Something I thought about while I was cutting these was doing a little tutorial for how to make your own template to make this quilt block. And maybe my technique for cutting them, too. Is anyone interested in seeing something like that here?

Friday, May 07, 2010

May blogging events

There are a couple of quilt-bloggy things coming up in May that I wanted to make sure everyone knows about!

Sew, Mama, Sew is hosting another giveaway day! Click on the graphic above to get all the details. If you don't already know about this, here's what it is: hundreds of bloggers will be hosting giveaways of handmade items or supplies for making things. It is a great way to find out about blogs you might not have known about before and I love entering lots of giveaways. The giveaways will be open until May 20 so you have a few days to browse all the crafty giveaway goodness. I don't have any idea what I should give away, does anyone have any suggestions for me?

And, we've all been waiting for it... on May 21st, Amy will be hosting the third Blogger's Quilt Festival. I just finished something today that I'm saving up to share that day. Again, hundreds of bloggers will be participating, and there will be prizes. I can't wait to see everyone's quilts!

Thursday, May 06, 2010

placemat quilt swap 3

My partner received the little quilt I made for placemat quilt swap 3 today. Here's the big reveal:

The photo is a little washed out from too-bright sunlight. I am learning.... and hey you get a good view of the quilting in this shot, right? If you want to see it in better light, click here. Much better, huh?

My partner asked for "romantic pinks and greens" and I really like how this turned out. The star block was improvised, meaning I did not do any math before starting it (or while making it, really). I just started out with a 5 inch square and went from there.  I tried to make the pink triangles just fit the rectangles they are a part of, and because of this they don't have the "proper" angle that is usually found in this type of block.

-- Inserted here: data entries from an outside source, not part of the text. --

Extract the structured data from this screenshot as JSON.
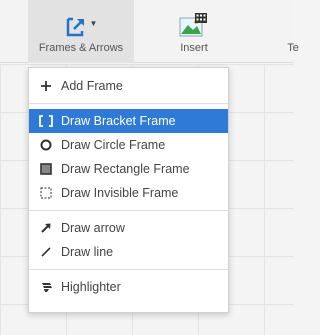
{
  "ribbon": {
    "frames_label": "Frames & Arrows",
    "insert_label": "Insert",
    "next_label": "Te"
  },
  "menu": {
    "add_frame": "Add Frame",
    "frame_items": [
      {
        "label": "Draw Bracket Frame",
        "selected": true
      },
      {
        "label": "Draw Circle Frame",
        "selected": false
      },
      {
        "label": "Draw Rectangle Frame",
        "selected": false
      },
      {
        "label": "Draw Invisible Frame",
        "selected": false
      }
    ],
    "draw_items": [
      {
        "label": "Draw arrow"
      },
      {
        "label": "Draw line"
      }
    ],
    "highlighter": "Highlighter"
  },
  "colors": {
    "selection": "#2f7ad6",
    "frames_icon_blue": "#1f73c9"
  }
}
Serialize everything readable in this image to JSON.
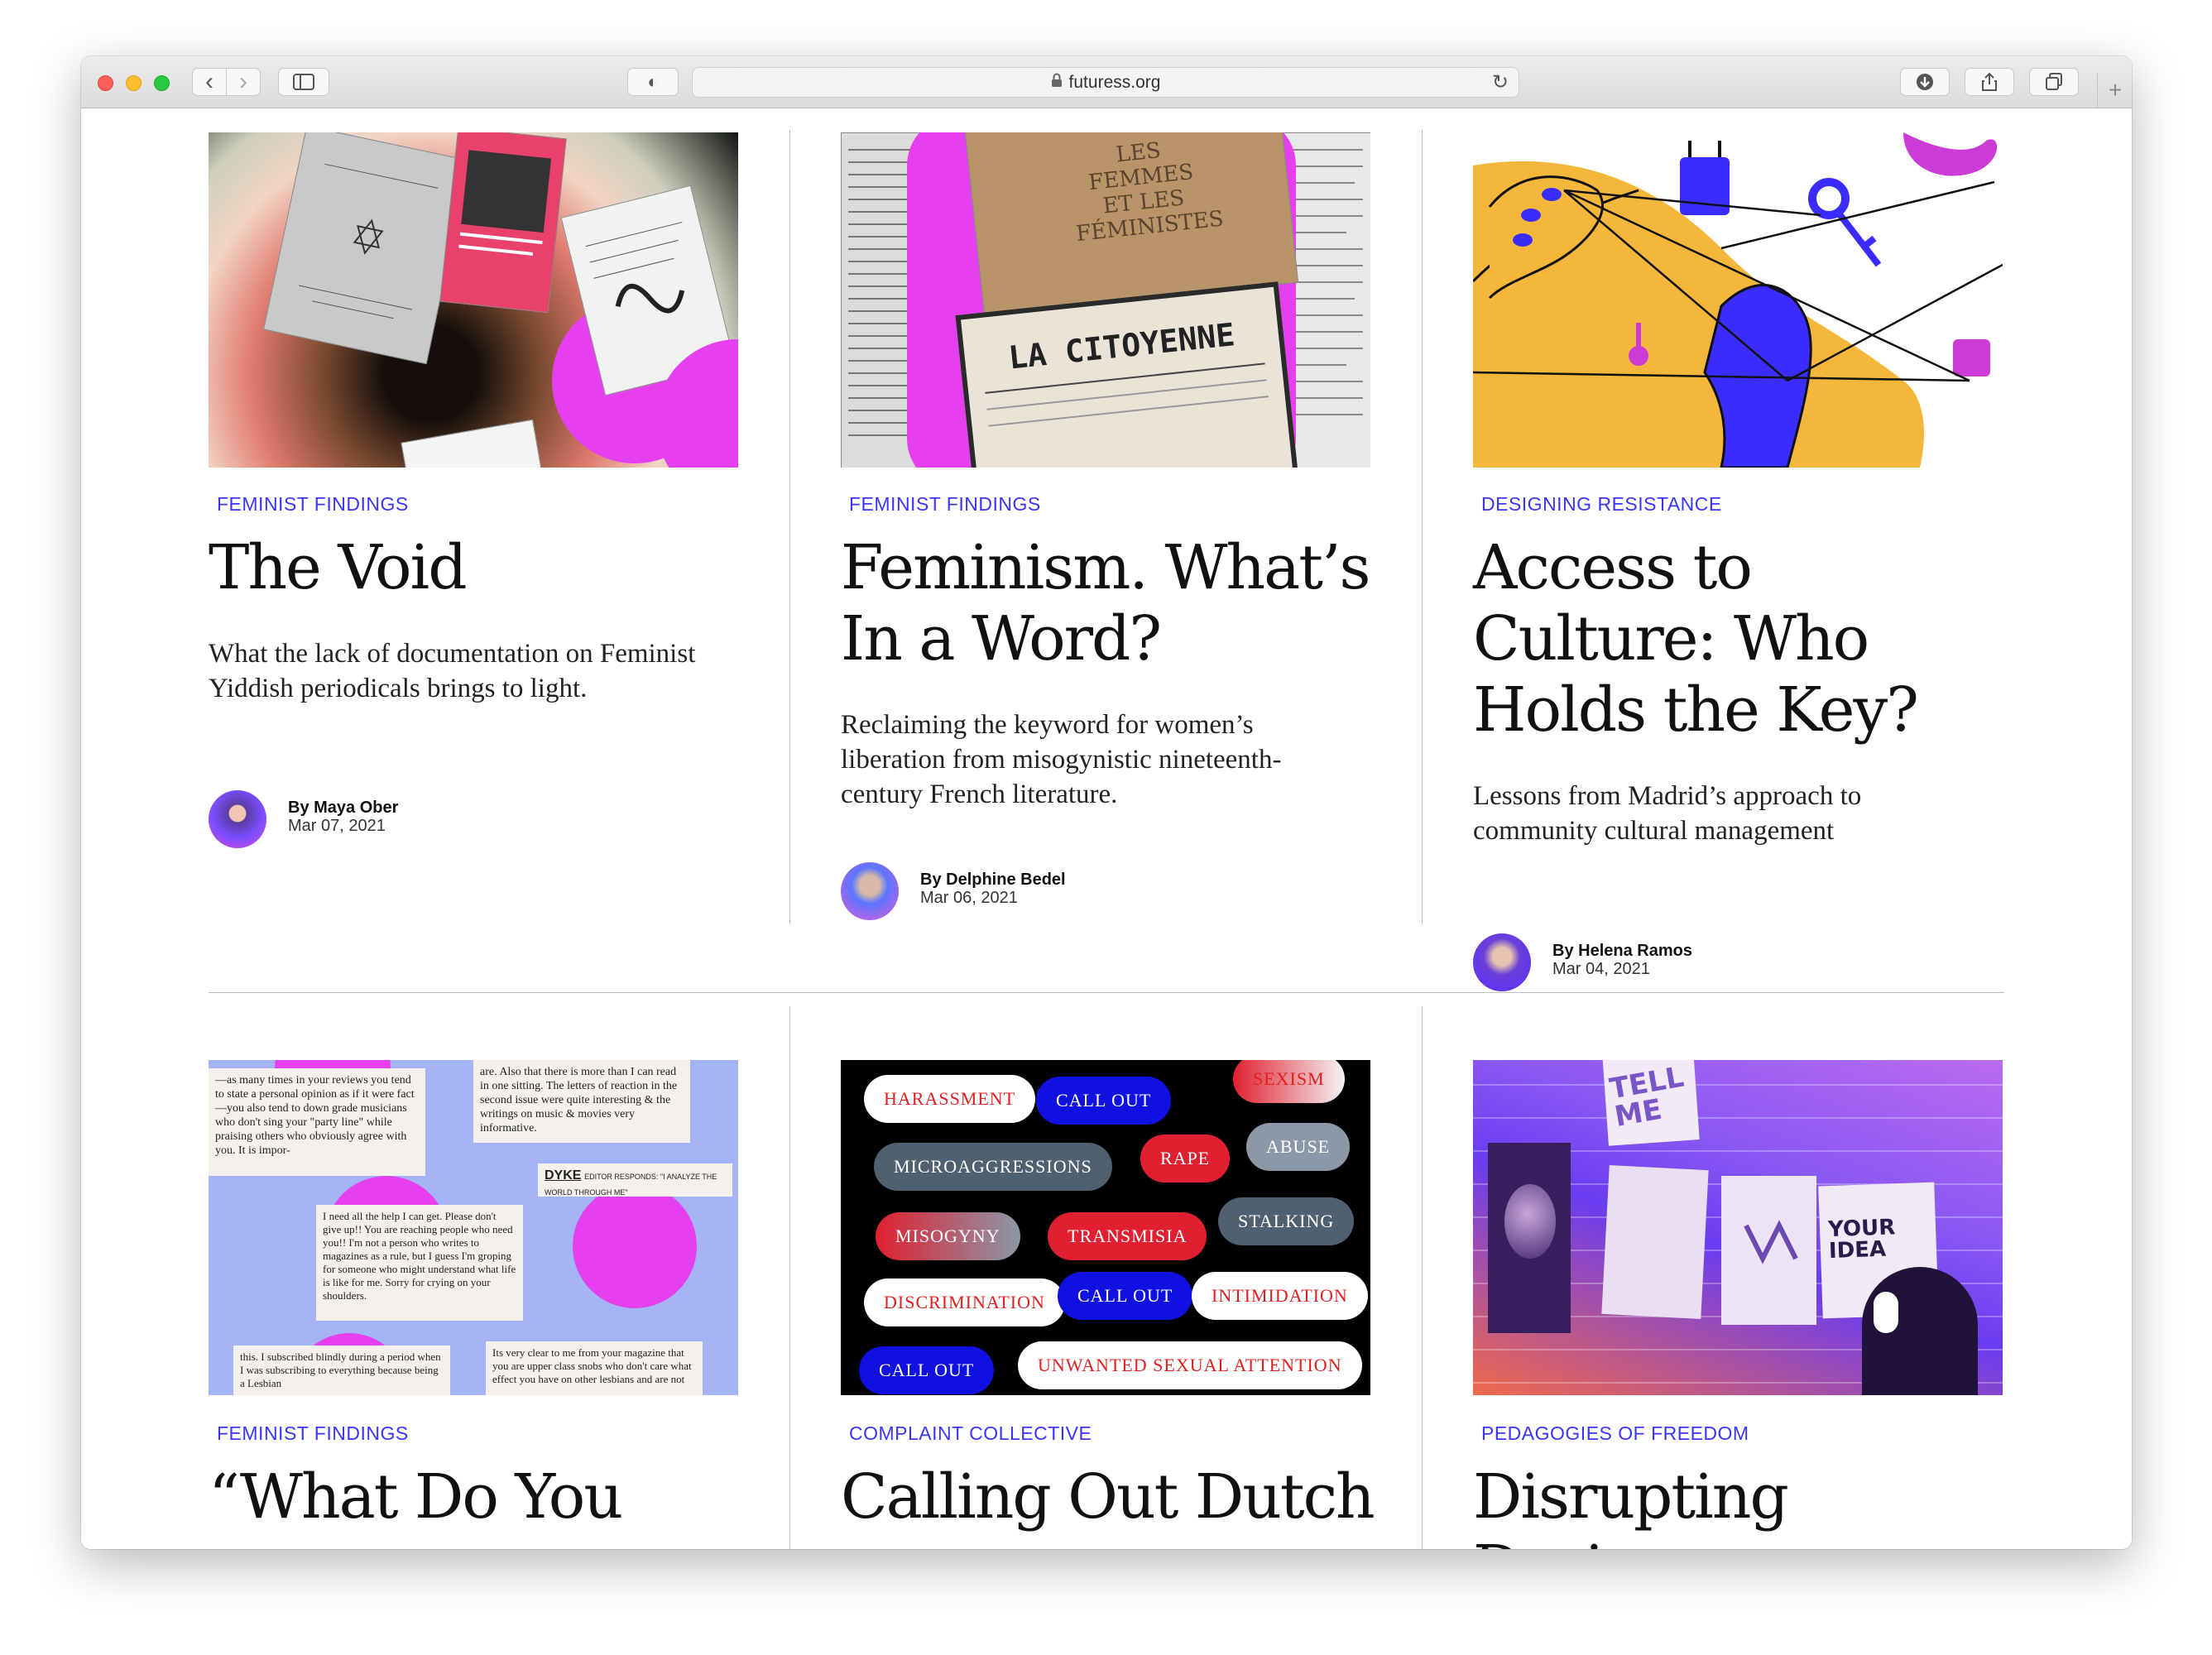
{
  "browser": {
    "url": "futuress.org",
    "icons": [
      "back-icon",
      "forward-icon",
      "sidebar-icon",
      "shield-icon",
      "lock-icon",
      "reload-icon",
      "download-icon",
      "share-icon",
      "tabs-icon",
      "new-tab-icon"
    ],
    "back_glyph": "‹",
    "forward_glyph": "›",
    "reload_glyph": "↻",
    "download_glyph": "⬇",
    "share_glyph": "⇧",
    "tabs_glyph": "⧉",
    "new_tab_glyph": "+",
    "lock_glyph": "🔒",
    "shield_glyph": "◐"
  },
  "articles": [
    {
      "category": "Feminist Findings",
      "title": "The Void",
      "description": "What the lack of documentation on Feminist Yiddish periodicals brings to light.",
      "author": "By Maya Ober",
      "date": "Mar 07, 2021"
    },
    {
      "category": "Feminist Findings",
      "title": "Feminism. What’s In a Word?",
      "description": "Reclaiming the keyword for women’s liberation from misogynistic nineteenth-century French literature.",
      "author": "By Delphine Bedel",
      "date": "Mar 06, 2021"
    },
    {
      "category": "Designing Resistance",
      "title": "Access to Culture: Who Holds the Key?",
      "description": "Lessons from Madrid’s approach to community cultural management",
      "author": "By Helena Ramos",
      "date": "Mar 04, 2021"
    },
    {
      "category": "Feminist Findings",
      "title": "“What Do You"
    },
    {
      "category": "Complaint Collective",
      "title": "Calling Out Dutch"
    },
    {
      "category": "Pedagogies of Freedom",
      "title": "Disrupting Design"
    }
  ],
  "image_text": {
    "citoyenne": "LA CITOYENNE",
    "femmes": "LES FEMMES ET LES FÉMINISTES",
    "dyke": "DYKE",
    "dyke_sub": "EDITOR RESPONDS: \"I ANALYZE THE WORLD THROUGH ME\"",
    "snippet1": "—as many times in your reviews you tend to state a personal opinion as if it were fact—you also tend to down grade musicians who don't sing your \"party line\" while praising others who obviously agree with you. It is impor-",
    "snippet2": "are. Also that there is more than I can read in one sitting. The letters of reaction in the second issue were quite interesting & the writings on music & movies very informative.",
    "snippet3": "I need all the help I can get. Please don't give up!! You are reaching people who need you!! I'm not a person who writes to magazines as a rule, but I guess I'm groping for someone who might understand what life is like for me. Sorry for crying on your shoulders.",
    "snippet4": "this. I subscribed blindly during a period when I was subscribing to everything because being a Lesbian",
    "snippet5": "Its very clear to me from your magazine that you are upper class snobs who don't care what effect you have on other lesbians and are not",
    "bubbles": [
      "HARASSMENT",
      "CALL OUT",
      "SEXISM",
      "MICROAGGRESSIONS",
      "RAPE",
      "ABUSE",
      "MISOGYNY",
      "TRANSMISIA",
      "STALKING",
      "DISCRIMINATION",
      "CALL OUT",
      "INTIMIDATION",
      "CALL OUT",
      "UNWANTED SEXUAL ATTENTION"
    ],
    "poster_tell": "TELL ME",
    "poster_your": "YOUR IDEA"
  },
  "colors": {
    "accent": "#3b34ff",
    "magenta": "#e63ff0",
    "yellow": "#f4b73c",
    "blue": "#3a2cff"
  }
}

This quilt was made completely from fabrics in my stash. I think if I did it again I might go get a couple of new greens because a couple of them don't blend really well. But overall, I do like it and think it turned out ok even if some of the greens were a little off. 

Here's the back:
This is my second UFO finish for the spring to finish challenge. I am working on finishing the binding for a 3rd and have the binding ready to attach to a 4th project. It feels good to get things done!

Wednesday, May 05, 2010

My ugly quilt

Natalia from Piece N Quilt is hosting an ugly quilt contest. I think it's a great idea! I've blogged about my ugly quilt before, it's also my first quilt.

I decided to take a new picture of it.

I had clothes made from at least two of these fabrics; maybe my mom can chime in if she remembers making clothes out of these fabrics for us. Or did Grandma make them? I had an outfit (pants and a vest maybe?) made from the turquoise print in the top left corner when I was 5, and lovely pants made from the fuschia/purple color that I remember from 3rd grade. In fact, that's when my mom chopped them off below the knee and made them into super-cute knickers. Come on, I know I'm not the only one that had knickers. These ones had a gold snap at each knee.

Anyway. Back to the contest. You can enter any time between now and May 11. Prizes will be gift certificates to Piece N Quilt. Go here to find out more about entering!

Sunday, May 02, 2010

the winner!

Oops, I didn't get to this yesterday, sorry about that. Thanks everyone for entering, and for telling me more about yourselves. I actually have quite a few more pairs of novelty squares that I am thinking of giving away also, so watch for another giveaway in the next few weeks.

The winner is number 30, Mom on the Move! I'll be emailing you shortly to get your address!

I hope everyone's having a good weekend! I got a bunch of quilting and cutting done for a couple different projects yesterday.